Gra-ti-dão   - Cacá Mendes       



Um termo muito em voga, atualmente, me deixa mais do que maduro do entendimento do seu sentido, que, segundo um Aulete (virtual), significa : reconhecimento de ajuda, benefício ou favor recebido, e/ou característica de quem é grato. E disso, e por aí, vou me lembrando de casos e casos quantos ingratos a vida vai nos costurando em torno dela. Se hoje estamos em finalzinho 2017, sitiados entre os horrores das panelas mal batidas, e os horrores de um governo tampinha de garrafa, talvez seja mais por pura falta de gratidão do que por outras faltas que forem. Arre!

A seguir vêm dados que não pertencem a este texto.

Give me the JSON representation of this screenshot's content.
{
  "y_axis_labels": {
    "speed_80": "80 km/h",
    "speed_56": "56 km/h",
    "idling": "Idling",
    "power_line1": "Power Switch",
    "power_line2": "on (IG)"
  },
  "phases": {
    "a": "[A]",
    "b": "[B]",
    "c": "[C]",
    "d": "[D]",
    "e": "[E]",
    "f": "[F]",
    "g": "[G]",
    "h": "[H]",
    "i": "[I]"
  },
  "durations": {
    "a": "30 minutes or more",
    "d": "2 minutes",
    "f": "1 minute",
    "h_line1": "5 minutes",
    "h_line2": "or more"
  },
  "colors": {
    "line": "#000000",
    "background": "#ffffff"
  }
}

O escritor João Antônio, de Osasco, com raízes no Rio e outras paragens desse mundo, de cima da sua simplicidade e genialidade literária, a cada livro seu lançado, editado, nos seus agradecimentos jamais se esqueceu de agradecer, primeiramente, não a Deus, mas a Lima Barreto. Umas das figuras mais genuínas da literatura brasileira, a quem João Antônio entendia ser o mestre de todos nós, que sonhamos e pensamos a literatura...  Essa iniciativa de grandeza do escritor de MALAGUETA, PERUS E BACANAÇO (Civilização Brasileira, 1975), dentre outros sucessos, era mais que um agradecimento, era uma tentativa de reparar um pouco o que as elites mesquinhas brasileiras faz: tenta espezinhar, esconder, massacrar, degolar, e dizimar a arte daqueles que não estão “autorizados” pela mídia das elites da casa-grande, a pisar os seus tapetes vermelhos das vaidades.

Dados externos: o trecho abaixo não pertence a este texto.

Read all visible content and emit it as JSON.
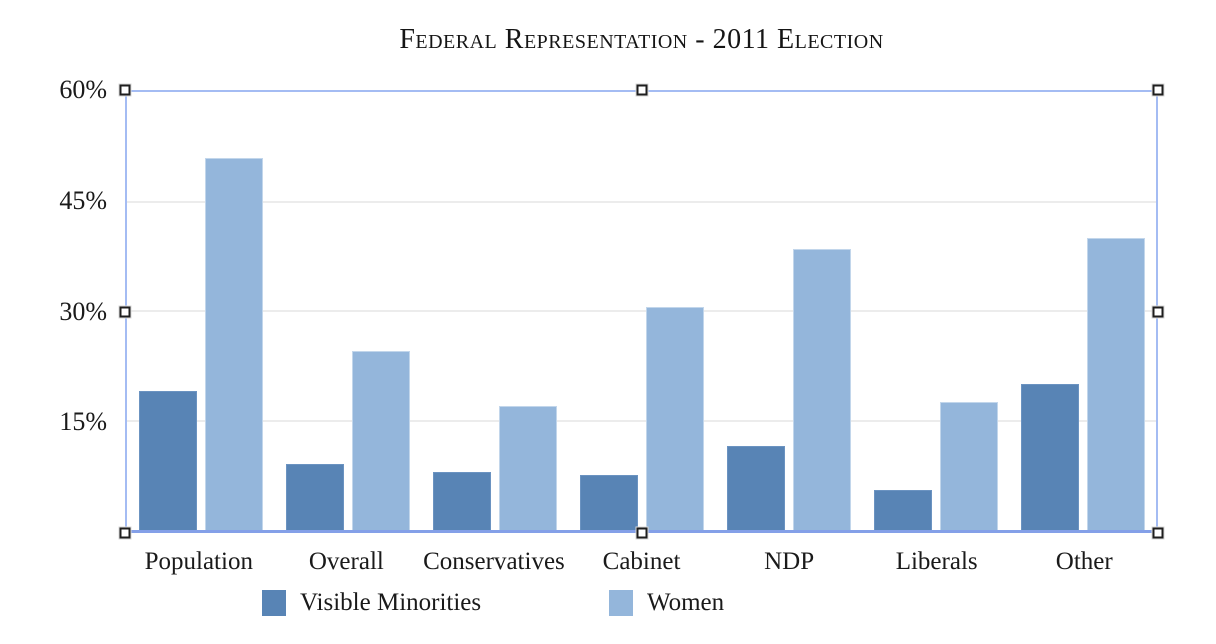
{
  "chart_data": {
    "type": "bar",
    "title": "Federal Representation - 2011 Election",
    "categories": [
      "Population",
      "Overall",
      "Conservatives",
      "Cabinet",
      "NDP",
      "Liberals",
      "Other"
    ],
    "series": [
      {
        "name": "Visible Minorities",
        "color": "#5884b5",
        "values": [
          19,
          9,
          8,
          7.5,
          11.5,
          5.5,
          20
        ]
      },
      {
        "name": "Women",
        "color": "#94b6db",
        "values": [
          51,
          24.5,
          17,
          30.5,
          38.5,
          17.5,
          40
        ]
      }
    ],
    "xlabel": "",
    "ylabel": "",
    "ylim": [
      0,
      60
    ],
    "ytick_values": [
      15,
      30,
      45,
      60
    ],
    "ytick_labels": [
      "15%",
      "30%",
      "45%",
      "60%"
    ],
    "grid": true,
    "legend_position": "bottom"
  },
  "selection": {
    "selected": true,
    "border_color": "#a4bcf3",
    "handles": [
      "top-left",
      "top-center",
      "top-right",
      "middle-left",
      "middle-right",
      "bottom-left",
      "bottom-center",
      "bottom-right"
    ]
  }
}
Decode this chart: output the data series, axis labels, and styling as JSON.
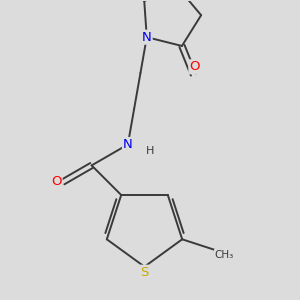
{
  "background_color": "#dcdcdc",
  "bond_color": "#3a3a3a",
  "atom_colors": {
    "O": "#ff0000",
    "N": "#0000ee",
    "S": "#ccaa00",
    "C": "#3a3a3a",
    "H": "#3a3a3a"
  },
  "figsize": [
    3.0,
    3.0
  ],
  "dpi": 100
}
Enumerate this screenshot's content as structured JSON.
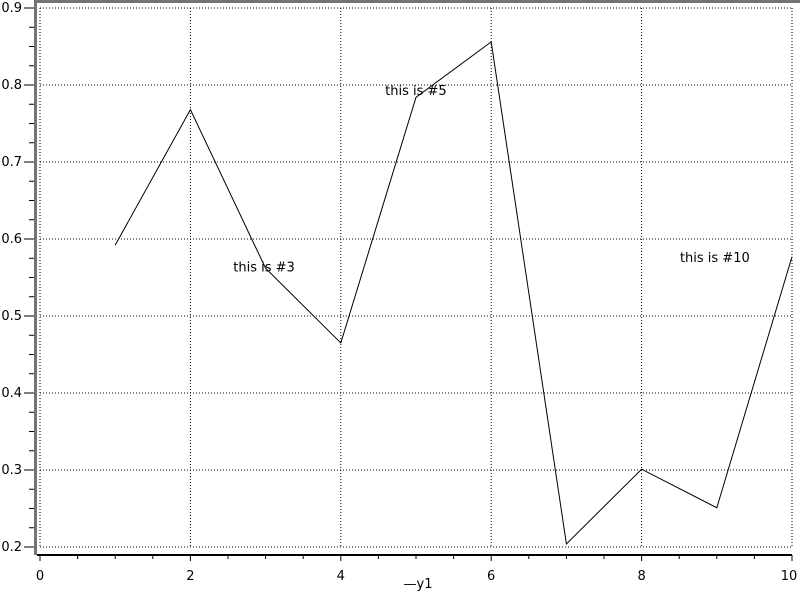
{
  "chart_data": {
    "type": "line",
    "title": "",
    "xlabel": "",
    "ylabel": "",
    "xlim": [
      0,
      10
    ],
    "ylim": [
      0.2,
      0.9
    ],
    "grid": true,
    "legend": "—y1",
    "legend_position": "below-axis-center",
    "x": [
      1,
      2,
      3,
      4,
      5,
      6,
      7,
      8,
      9,
      10
    ],
    "series": [
      {
        "name": "y1",
        "values": [
          0.592,
          0.768,
          0.562,
          0.465,
          0.784,
          0.856,
          0.204,
          0.301,
          0.251,
          0.577
        ]
      }
    ],
    "x_ticks": [
      {
        "v": 0,
        "label": "0"
      },
      {
        "v": 2,
        "label": "2"
      },
      {
        "v": 4,
        "label": "4"
      },
      {
        "v": 6,
        "label": "6"
      },
      {
        "v": 8,
        "label": "8"
      },
      {
        "v": 10,
        "label": "10"
      }
    ],
    "y_ticks": [
      {
        "v": 0.2,
        "label": "0.2"
      },
      {
        "v": 0.3,
        "label": "0.3"
      },
      {
        "v": 0.4,
        "label": "0.4"
      },
      {
        "v": 0.5,
        "label": "0.5"
      },
      {
        "v": 0.6,
        "label": "0.6"
      },
      {
        "v": 0.7,
        "label": "0.7"
      },
      {
        "v": 0.8,
        "label": "0.8"
      },
      {
        "v": 0.9,
        "label": "0.9"
      }
    ],
    "x_minor_step": 0.5,
    "y_minor_step": 0.025,
    "annotations": [
      {
        "text": "this is #3",
        "x": 2.57,
        "y": 0.558
      },
      {
        "text": "this is #5",
        "x": 4.59,
        "y": 0.787
      },
      {
        "text": "this is #10",
        "x": 8.51,
        "y": 0.57
      }
    ],
    "colors": {
      "line": "#000000",
      "grid": "#000000",
      "text": "#000000",
      "border": "#737373",
      "background": "#ffffff"
    }
  }
}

Portanto, a palavra gratidão que quase se “desgasta”, “se suicida” de tanto uso e reuso por aí, que virou palavra-chave na maior parte dos “diálogos” internéticos . Uma  # (hashtag) dela encheria caminhões e caminhões de “textos” virtuais... Agora, na prática, poucos, bem poucos “gratificados” se dariam ao trabalho de realmente fazerem jus ao termo, ao gesto, ao carinho, à retribuição, ou ao sei lá qual for o benefício recebido, em questão que fosse...

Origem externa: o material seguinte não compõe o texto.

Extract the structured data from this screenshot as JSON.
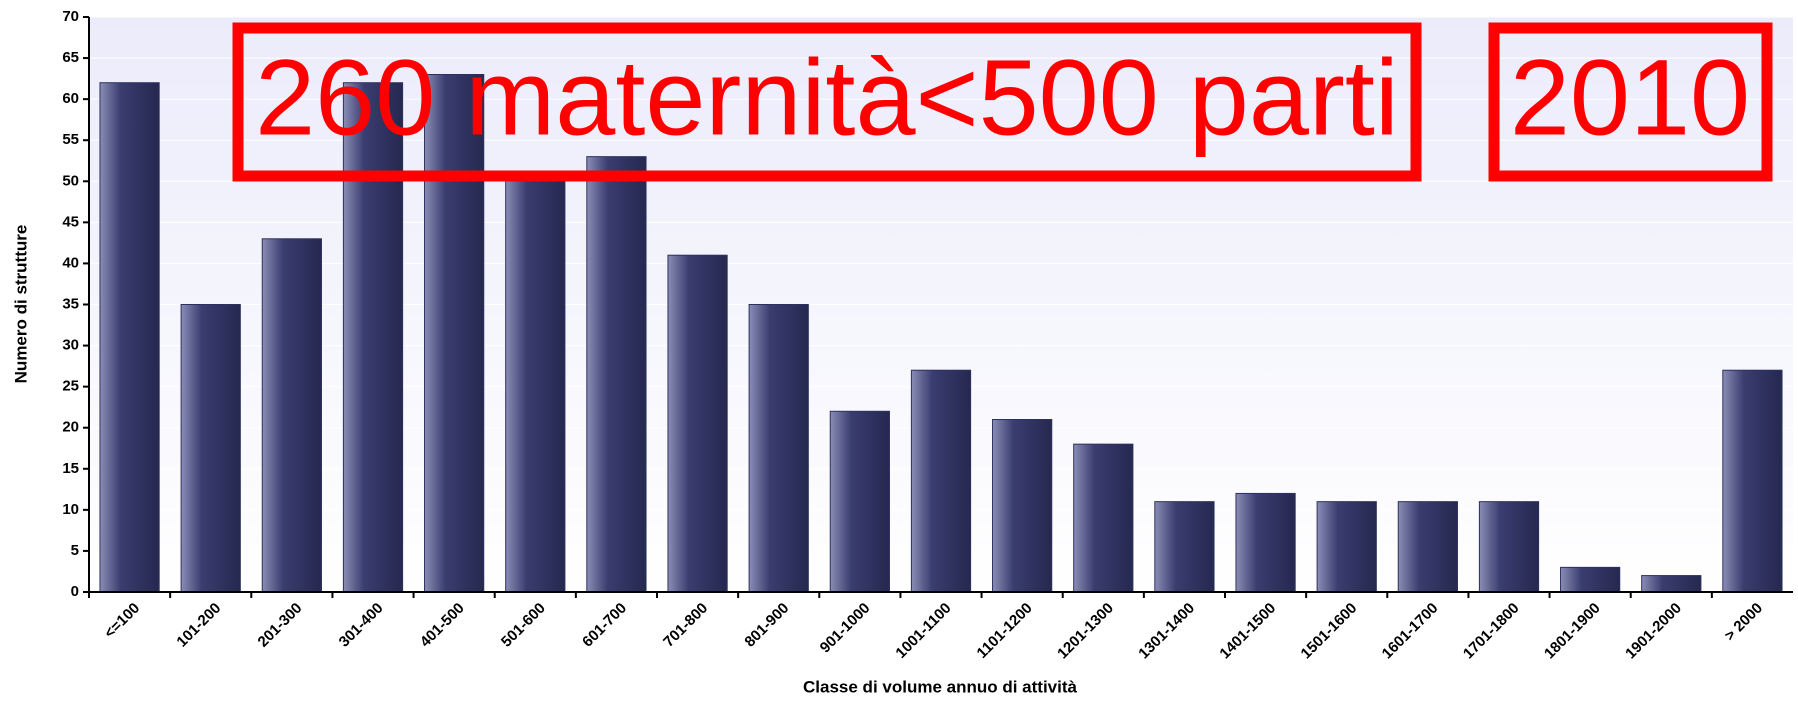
{
  "chart_data": {
    "type": "bar",
    "categories": [
      "<=100",
      "101-200",
      "201-300",
      "301-400",
      "401-500",
      "501-600",
      "601-700",
      "701-800",
      "801-900",
      "901-1000",
      "1001-1100",
      "1101-1200",
      "1201-1300",
      "1301-1400",
      "1401-1500",
      "1501-1600",
      "1601-1700",
      "1701-1800",
      "1801-1900",
      "1901-2000",
      "> 2000"
    ],
    "values": [
      62,
      35,
      43,
      62,
      63,
      51,
      53,
      41,
      35,
      22,
      27,
      21,
      18,
      11,
      12,
      11,
      11,
      11,
      3,
      2,
      27
    ],
    "color": "#2e3160",
    "ylim": [
      0,
      70
    ],
    "yticks": [
      0,
      5,
      10,
      15,
      20,
      25,
      30,
      35,
      40,
      45,
      50,
      55,
      60,
      65,
      70
    ],
    "y_label": "Numero di strutture",
    "x_label": "Classe di volume annuo di attività",
    "annotations": [
      "260 maternità<500 parti",
      "2010"
    ]
  }
}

Digo, escrevo disso, porque a minha muita amiga Risomar, também de Osasco, me chamou atenção dia desses para essa história dos tantos ingratos que ora ou outra vamos trombando por aí. E isso foi num dos por acasos cafés da tarde, quando falávamos sobre o seu tempo de jornalismo no extinto jornal “Diário de Osasco”, que vez ou outra recebia pelos Correios um exemplar , bastante exemplar mesmo, um novo livro, autografado, do escritor João Antônio, por ele mesmo...  Onde, numa dessas conversas, que tomei conhecimento dessa turra desse autor osasquense em desesquecer o que devia ser mesmo inesquecível.
E, para as conclusões do que não se conclui, digo e redigo, o sujeito, se de barriga vazia, se necessitado, será sempre um ser grato, humilde, prestativo, e à disposição do que se for e vier a ser; caso contrário, nas horas mais cheias do seu prato, de matar todas as fomes juntas, do seu esfomeado ser, nunca saberemos  se ele fará valer mesmo o gesto, a atitude daquele que se esbalda na defesa do uso do termo gra-ti-dão, ou se vai apenas ficar na casa dessa onda, fingindo de ser.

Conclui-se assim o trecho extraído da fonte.